The presidents of the central banks of the main economies in Latin America met this Monday, in Santiago, Chile, and disclosed a joint statement showing that their countries are "in better conditions to face the financial turbulences, thanks to their solid economic fundaments."
The meeting included the presidents of the central banks of Brazil, Argentina, Chile, Colombia, Mexico and Peru. Venezuela was also invited, but did not show up.
The president of the Central Bank of Brazil, Henrique Meirelles, and his Argentine colleague, Martín Redrado, discarded the possibility of central banks taking joint measures, as happened in the case of European central banks.
"The joint actions promoted some weeks ago by the richest economies in the world had a specific finality, which was liquidity in dollars," explained Meirelles.
"Our conclusion is that, due to the unique characteristics of each economy in our region and to the degree of integration we have with greater economies, the kind of strategy we have been adopting is the most efficient," he pointed out, adding the important of exchange of information between countries.
The president of the Central Bank of Argentina agrees. "Each one has its particularities," said Redrado.
"As is known, in Brazil some companies took a specific stand in the futures market, in the case of Mexico, commercial companies adopted positions of risk, and each country reacted with the instruments it has, but what is clear is that we all have the disposition to guarantee and preserve the economic and financial stability of our countries," stated the Argentinean.
Redrado pointed out the climate of confidence among the presidents of the central banks, but he did not consider any chance of the organisations coordinating their actions. "Coordination is a word that does not qualify this meeting.
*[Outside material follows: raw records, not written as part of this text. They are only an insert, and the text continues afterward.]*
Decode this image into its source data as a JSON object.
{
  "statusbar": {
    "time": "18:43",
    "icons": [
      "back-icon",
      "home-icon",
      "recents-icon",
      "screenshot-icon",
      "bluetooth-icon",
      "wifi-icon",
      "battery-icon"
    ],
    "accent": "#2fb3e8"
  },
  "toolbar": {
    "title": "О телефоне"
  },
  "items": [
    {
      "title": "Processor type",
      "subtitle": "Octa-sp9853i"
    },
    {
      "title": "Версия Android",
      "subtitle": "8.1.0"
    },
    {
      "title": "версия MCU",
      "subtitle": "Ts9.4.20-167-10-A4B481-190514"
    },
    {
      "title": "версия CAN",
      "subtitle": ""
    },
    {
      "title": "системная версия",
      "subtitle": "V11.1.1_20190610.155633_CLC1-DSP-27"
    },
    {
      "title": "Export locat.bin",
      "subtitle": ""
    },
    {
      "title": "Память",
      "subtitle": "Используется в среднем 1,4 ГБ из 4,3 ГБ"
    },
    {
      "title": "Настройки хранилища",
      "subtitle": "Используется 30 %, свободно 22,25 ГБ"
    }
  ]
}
What we have is a spirit of collaboration and engagement and economic and financial stability," he pointed out.
The meeting of the presidents of central banks was to be secret, but a statement by the Central Bank of Brazil alerted the press, announcing the establishment of an Advisory Council for the Americas, an organization connected to the International Clearance Bank (BIS), which includes Central Bank presidents worldwide.
But the meeting had already been replaced by an informal conversation between the central bank presidents of the countries of Latin America, which started these inquiries last week, in Washington.
Meirelles considers the funds made available to increase liquidity are working adequately and that there is no difficulty in the concession of credit.
"A good part of the compulsory loan is made available so that there may be credit concessions to medium and small banks. In the case of lines of loans with guarantees in foreign currencies we also have a direct link with credit concession in which the banks are obliged to use these funds to grant credit. However, we are monitoring this evolution of markets and are going to take the necessary measures," said Meirelles.